Schaulust vs. Solidarität
Als ein Performance-Künstler als Affe die abendliche Gala-Gesellschaft im Museum vor den Kopf stößt, kaschiert zuerst heitere Verwunderung die spürbare Ratlosigkeit. Als der Affe dann aber eine junge Frau physisch attackiert fehlen Verantwortungsbewusstsein und Solidarität - bis sich die zuvor gelähmt Schaulustigen in einen rachsüchtigen Mob verwandeln. Die Szene verstört.
Doch auch im wahren Leben gibt es eben nur wenige Helden, sagt Ruben Östlund. "Wir sind im Kino an heroische Porträts gewöhnt. Stets ist der Protagonist der Held, der das Richtige tut. Wir sind an Kriegshelden gewöhnt, oder an Menschen, die sich für ihre Familie oder ihr Land aufopfern. Wenn man sich aber die Statistiken ansieht und unser Verhalten analysiert, dann merkt man schnell, dass die wenigsten von uns tatsächlich Helden sind."

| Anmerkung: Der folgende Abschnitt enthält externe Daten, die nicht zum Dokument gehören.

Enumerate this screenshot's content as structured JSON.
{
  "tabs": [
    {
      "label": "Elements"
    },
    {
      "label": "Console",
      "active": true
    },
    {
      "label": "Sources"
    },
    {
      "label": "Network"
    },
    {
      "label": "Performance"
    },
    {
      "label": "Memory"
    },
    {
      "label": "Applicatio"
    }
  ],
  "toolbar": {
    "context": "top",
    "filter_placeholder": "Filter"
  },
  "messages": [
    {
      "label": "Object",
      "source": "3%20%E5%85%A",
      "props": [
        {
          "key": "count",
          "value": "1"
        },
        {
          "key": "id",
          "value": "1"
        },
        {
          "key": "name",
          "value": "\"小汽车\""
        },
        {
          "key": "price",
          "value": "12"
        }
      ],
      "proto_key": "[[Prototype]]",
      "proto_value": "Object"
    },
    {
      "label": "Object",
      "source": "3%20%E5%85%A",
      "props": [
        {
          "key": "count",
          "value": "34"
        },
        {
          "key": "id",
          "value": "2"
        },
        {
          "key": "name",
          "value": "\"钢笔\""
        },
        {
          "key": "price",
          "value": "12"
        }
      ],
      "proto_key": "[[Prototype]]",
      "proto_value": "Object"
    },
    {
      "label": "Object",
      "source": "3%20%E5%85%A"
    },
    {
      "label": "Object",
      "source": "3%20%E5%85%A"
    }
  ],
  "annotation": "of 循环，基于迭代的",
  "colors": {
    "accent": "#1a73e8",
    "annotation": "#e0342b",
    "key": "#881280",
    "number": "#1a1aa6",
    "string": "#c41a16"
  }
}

"The Square" ist Kapitalismuskritik und Psychogramm in einem. Ein Film wie eine Therapiesitzung für die identitätssuchende westliche Gesellschaft. Wie wollen wir zusammenleben? Was ist heute Gesellschaft und wie verhält sich oberflächlicher Luxus zu Basisgrößen wie Nächstenliebe? Darum geht es in The Square. Ruben Östlund provoziert. Er verzichtet aber auf moralische Obertöne und hält so nicht nur der Kunstwelt erbarmungslos den Spiegel vor.